Please note: I like to ENFORCE the RULES when it comes to ventilation - frankly my advice is chuck it out and get a bigger case or do whatever you need to do to have the carbon filter as the number one priority. It's the number one blockage to the flow so it should be given just as much priority as your lights, or intake sizes, or whatever.

But, at the same time, not everyone follows the rules. I can only tell you what you need for an efficient system. There are plenty of inefficient systems around and they get their bud at the end of the day, so I would encourage you to try things and get an idea how important efficiency is for yourself. Just my :2cents: but as soon as you start saying "I can afford to lose a bit here" or "I will just have to make do with this like it is" and making compromises, they will compound and cause bad reactions further along which may in turn create all new problems. Already we have an issue where you may have to remove lights and can't fit shit in, and this is before we've even become inefficient!

So that is why I'm so hardcore about it, but by all means, it can be done other ways. :)
 

ScrubNinja

Grow like nobody is watching
Veteran
My fans just turned up :D I bought a few things I forgot about and they're all Thermaltake!
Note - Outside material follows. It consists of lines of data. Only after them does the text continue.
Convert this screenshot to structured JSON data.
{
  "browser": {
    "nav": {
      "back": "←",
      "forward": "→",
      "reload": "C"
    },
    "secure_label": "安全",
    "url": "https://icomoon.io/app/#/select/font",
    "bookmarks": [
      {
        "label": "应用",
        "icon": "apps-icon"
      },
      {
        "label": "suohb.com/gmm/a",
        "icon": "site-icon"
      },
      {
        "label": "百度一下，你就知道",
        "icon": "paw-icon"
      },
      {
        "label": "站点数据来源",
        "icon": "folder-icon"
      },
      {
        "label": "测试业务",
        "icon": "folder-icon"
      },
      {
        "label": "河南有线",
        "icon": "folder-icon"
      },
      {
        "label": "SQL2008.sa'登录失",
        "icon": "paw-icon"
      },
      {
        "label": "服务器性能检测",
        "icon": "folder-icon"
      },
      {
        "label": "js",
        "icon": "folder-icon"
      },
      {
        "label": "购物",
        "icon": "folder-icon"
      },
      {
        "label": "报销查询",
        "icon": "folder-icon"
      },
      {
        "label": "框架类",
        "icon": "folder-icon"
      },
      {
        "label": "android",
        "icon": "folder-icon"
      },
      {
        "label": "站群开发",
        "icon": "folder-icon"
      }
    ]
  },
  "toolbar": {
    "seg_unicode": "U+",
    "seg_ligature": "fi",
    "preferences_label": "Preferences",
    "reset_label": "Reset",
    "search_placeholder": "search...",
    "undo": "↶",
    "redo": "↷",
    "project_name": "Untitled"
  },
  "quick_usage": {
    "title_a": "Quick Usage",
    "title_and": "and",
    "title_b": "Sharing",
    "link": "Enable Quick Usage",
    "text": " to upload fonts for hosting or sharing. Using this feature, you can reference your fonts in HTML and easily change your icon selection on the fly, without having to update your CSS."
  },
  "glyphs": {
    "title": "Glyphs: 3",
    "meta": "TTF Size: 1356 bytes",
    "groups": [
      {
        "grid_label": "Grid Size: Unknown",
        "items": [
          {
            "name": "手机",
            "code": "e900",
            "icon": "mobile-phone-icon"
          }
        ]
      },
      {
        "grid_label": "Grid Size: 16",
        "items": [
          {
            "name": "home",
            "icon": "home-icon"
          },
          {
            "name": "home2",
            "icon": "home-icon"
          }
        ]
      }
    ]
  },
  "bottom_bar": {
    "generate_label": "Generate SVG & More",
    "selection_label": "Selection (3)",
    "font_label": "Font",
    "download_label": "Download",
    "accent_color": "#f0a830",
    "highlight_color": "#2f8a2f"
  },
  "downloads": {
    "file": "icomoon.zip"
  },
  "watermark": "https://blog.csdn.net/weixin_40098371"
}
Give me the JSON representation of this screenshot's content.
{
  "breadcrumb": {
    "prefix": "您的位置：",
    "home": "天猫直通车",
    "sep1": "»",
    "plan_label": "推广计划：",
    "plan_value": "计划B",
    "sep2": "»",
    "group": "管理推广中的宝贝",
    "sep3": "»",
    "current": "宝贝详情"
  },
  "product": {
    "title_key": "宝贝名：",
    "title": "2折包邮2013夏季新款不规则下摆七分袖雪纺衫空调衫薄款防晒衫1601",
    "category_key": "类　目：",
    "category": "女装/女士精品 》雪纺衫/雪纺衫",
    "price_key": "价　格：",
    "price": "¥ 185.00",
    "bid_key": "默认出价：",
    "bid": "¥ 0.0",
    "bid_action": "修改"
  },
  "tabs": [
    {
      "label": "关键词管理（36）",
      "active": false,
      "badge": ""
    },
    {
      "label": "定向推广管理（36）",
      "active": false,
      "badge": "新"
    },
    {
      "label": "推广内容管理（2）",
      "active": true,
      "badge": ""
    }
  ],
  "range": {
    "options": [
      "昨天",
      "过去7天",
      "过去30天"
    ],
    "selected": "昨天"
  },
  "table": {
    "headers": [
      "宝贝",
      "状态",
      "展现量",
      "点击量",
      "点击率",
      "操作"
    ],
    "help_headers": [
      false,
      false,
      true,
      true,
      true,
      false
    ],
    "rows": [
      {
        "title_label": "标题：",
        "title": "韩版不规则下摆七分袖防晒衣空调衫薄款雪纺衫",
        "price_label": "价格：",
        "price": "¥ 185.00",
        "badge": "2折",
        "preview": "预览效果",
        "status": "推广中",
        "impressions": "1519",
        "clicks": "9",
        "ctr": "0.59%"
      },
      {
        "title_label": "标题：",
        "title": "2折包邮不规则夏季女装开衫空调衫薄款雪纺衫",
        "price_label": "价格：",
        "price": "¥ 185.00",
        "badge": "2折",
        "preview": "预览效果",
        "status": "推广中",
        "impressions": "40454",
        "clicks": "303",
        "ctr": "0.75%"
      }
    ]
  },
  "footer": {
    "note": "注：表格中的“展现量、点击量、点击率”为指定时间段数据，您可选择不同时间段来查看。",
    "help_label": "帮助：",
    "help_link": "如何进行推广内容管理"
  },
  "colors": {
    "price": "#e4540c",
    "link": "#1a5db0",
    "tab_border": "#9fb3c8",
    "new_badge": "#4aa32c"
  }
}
It looks like I'm a fanboy but it was the only good brand the store I was dealing with sold.

80mm XB Pro (2 of them)

picture.php


92mm UFO with 92mm > 80mm adapter (specs here, what a strange fan!)

picture.php
picture.php


And some 80mm 45 degree ducting things.

picture.php


BONUS LINK: Awwwww yeah, it's ya boy 3dgameman discussing computer mufflers and acoustic foam! Has a good demonstration of how well mufflers work on a very loud fan. I didn't even know you could get commercial mufflers and I think they would look pretty non suspicious if you matched the material to your pc case.

Please feel free to drop links to any interesting items.

Edit: I plugged the fans in - the XB Pro's are great! They don't have any LEDs which is good. The UFO thing is pretty close to useless. I see my mistake now - it's designed to deliver a full flow to a CPU like the blower designs, without a dead spot in the centre where the rotor is. It's good in that sense and may come in handy somewhere but overall, useless. Great LED flashing patterns though :abduct: Maybe I can fit it in one of my real computers.